One of the jobs assigned to Fang at the Center for American Progress is to write posts saying that some fiscally conservative organizations helped organize the 2009 tea parties and painting the tea party movement in a negative light.

In July 2010, Fang posted a video that "purported to be a collection of clips demonstrating racism at the Tea Parties. Fang later corrected the post to admit that one of the clips he used came from 2006, long before there were any Tea Parties.":[3]

"What he failed to correct was the use of another clip showing a man saying “I’m a proud racist.” This snippet came from a longer clip which shows the man in question being hounded out of a Tea Party event by members who were understandably offended by his Nazi apparel. Even worse, Fang deceptively edited a clip of a man saying 'He’s too black to be President…' Sounds pretty racist until you see the full clip in which the man, who was attending with his black wife, says 'It’s not the color of his skin that troubles me, it’s not the blackness of his skin that troubles me. It’s the blackness inside his heart. He’s a bad guy.' This is the kind of blatantly dishonest scoop Lee Fang consistently produces."[3]

In 2009, Fang published a piece alleging that he had discovered a "secret memo" urging tea party members to infiltrate town halls and harrass Democratic members of Congress.

"The claim was picked up first by Rachel Maddow and then, just five days after Fang’s initial post, the DNC produced a new ad based around his claims. The not-so-subtle title was “Enough of the Mob.” Over an image of Fang’s 'leaked' memo, a narrator intones 'This mob activity is straight from the playbook of high level Republican political operatives.'...But as Mary Katherine Ham at the Weekly Standard soon discovered the memo’s author was a small time Connecticut libertarian whose only connection with the Tea Party was a comment he’d left on a website promoted, but not funded, by Freedom Works. MacGuffie’s political organization had a Facebook page with 23 friends and a Twitter feed with 5 followers. His strategy memo had been sent to all of 10 people."[3]

Net Neutrality

After he purpoted to discover "a secret plan to attack net neutrality", questions arose about the accuracy of Fang's reporting:

"Fang put up a splashy post claiming that Telecom companies had a 'Secret Plan to Attack Net Neutrality.' His evidence was a Power Point presentation which purportedly revealed a dastardly marketing plan by giant telecom companies.
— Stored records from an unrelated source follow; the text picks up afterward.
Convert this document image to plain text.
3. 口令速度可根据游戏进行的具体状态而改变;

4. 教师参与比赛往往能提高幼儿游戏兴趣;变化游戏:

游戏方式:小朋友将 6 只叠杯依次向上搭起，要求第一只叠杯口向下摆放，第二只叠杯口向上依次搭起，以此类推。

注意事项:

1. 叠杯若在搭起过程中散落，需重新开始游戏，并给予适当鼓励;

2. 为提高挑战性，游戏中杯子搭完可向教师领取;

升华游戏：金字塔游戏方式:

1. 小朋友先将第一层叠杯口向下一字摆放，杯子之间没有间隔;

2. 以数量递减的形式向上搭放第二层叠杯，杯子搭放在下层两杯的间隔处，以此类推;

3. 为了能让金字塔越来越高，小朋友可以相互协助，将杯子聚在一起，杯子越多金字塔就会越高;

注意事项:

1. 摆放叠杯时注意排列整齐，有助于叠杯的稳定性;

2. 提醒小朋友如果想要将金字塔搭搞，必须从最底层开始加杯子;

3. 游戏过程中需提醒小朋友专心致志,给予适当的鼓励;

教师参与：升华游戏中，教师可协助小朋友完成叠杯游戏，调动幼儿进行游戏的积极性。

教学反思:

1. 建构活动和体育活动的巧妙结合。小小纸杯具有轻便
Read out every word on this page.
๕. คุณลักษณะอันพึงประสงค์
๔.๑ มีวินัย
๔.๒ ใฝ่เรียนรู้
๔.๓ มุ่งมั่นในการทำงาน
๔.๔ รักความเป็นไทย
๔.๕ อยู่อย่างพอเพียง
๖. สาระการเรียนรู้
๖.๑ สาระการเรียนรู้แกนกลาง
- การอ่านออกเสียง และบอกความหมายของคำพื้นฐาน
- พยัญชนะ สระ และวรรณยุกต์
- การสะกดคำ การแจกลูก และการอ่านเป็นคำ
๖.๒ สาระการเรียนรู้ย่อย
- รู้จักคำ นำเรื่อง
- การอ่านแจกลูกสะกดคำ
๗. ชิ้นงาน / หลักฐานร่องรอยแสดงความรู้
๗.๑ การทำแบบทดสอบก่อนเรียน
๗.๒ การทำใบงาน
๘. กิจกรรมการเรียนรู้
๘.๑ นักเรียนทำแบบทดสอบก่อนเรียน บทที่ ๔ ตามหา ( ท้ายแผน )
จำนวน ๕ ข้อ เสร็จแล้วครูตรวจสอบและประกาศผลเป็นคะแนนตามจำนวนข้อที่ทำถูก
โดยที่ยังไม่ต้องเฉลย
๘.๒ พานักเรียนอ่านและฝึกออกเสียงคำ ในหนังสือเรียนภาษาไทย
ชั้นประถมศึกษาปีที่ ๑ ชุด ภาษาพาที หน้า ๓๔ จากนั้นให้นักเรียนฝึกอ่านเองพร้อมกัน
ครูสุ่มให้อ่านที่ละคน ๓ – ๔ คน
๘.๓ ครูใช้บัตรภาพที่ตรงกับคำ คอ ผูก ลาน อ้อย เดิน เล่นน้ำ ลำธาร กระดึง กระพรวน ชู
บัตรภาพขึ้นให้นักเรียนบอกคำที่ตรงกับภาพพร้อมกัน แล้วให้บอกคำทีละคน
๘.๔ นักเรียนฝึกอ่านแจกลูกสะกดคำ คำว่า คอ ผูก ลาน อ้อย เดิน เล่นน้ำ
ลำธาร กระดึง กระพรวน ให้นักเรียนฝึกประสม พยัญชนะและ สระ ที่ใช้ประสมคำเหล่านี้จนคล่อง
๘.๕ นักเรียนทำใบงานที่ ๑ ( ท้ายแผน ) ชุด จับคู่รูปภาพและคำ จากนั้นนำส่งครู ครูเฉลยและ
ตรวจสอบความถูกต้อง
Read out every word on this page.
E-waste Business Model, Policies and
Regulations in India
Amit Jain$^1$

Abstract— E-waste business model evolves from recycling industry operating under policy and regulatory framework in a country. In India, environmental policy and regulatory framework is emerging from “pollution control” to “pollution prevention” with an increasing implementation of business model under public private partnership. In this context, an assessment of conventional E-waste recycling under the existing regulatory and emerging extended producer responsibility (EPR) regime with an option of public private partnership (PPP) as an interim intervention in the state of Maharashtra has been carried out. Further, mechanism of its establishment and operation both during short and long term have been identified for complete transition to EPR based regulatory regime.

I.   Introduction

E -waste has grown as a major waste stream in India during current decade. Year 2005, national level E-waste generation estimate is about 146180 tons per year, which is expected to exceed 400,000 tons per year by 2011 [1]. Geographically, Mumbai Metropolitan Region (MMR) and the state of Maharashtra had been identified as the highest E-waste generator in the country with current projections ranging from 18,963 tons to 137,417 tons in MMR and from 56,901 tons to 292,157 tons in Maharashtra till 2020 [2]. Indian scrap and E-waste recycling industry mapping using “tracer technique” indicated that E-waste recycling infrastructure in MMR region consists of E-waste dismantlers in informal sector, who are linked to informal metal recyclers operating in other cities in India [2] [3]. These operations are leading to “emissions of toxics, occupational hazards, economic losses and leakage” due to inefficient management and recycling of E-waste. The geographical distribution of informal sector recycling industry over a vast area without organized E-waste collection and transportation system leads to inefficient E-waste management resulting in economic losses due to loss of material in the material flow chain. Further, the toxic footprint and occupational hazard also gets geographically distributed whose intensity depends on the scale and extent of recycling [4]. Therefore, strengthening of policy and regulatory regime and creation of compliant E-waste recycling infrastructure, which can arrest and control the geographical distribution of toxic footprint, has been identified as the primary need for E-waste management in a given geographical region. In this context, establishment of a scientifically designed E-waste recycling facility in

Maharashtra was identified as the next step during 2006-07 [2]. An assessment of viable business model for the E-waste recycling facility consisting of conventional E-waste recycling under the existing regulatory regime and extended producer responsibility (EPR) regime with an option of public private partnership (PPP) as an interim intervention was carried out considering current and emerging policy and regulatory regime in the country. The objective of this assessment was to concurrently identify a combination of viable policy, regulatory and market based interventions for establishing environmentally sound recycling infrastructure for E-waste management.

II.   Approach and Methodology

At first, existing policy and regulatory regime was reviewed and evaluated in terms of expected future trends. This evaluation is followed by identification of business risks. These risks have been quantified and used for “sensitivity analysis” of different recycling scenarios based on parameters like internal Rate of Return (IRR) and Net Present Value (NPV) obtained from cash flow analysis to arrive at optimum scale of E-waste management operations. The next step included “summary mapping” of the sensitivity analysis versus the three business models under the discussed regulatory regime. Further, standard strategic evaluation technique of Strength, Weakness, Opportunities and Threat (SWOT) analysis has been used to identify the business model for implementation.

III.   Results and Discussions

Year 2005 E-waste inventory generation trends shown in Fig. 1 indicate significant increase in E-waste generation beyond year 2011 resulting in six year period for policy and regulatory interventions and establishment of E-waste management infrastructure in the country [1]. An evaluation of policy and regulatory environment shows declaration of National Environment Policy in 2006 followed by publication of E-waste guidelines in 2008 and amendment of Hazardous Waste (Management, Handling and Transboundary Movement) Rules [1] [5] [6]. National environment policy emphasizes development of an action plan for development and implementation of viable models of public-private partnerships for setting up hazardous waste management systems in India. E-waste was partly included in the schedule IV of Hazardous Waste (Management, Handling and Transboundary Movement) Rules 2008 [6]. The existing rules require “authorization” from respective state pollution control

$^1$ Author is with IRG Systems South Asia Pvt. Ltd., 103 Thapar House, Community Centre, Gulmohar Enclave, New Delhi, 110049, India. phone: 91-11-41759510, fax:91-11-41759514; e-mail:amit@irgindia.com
Slashdot, Boing Boing and many others quickly jumped on Fang’s scoop. But when Declan McCullah at CNet took the time to look into Fang’s claims, he found them to be completely and utterly false. The Power Point wasn’t produced by a Telecom company but by a group of MBA students for a class project at a total cost of $173. Both the Power Point and audio of the class were posted on the web. So much for Fang’s secret cabal."[3]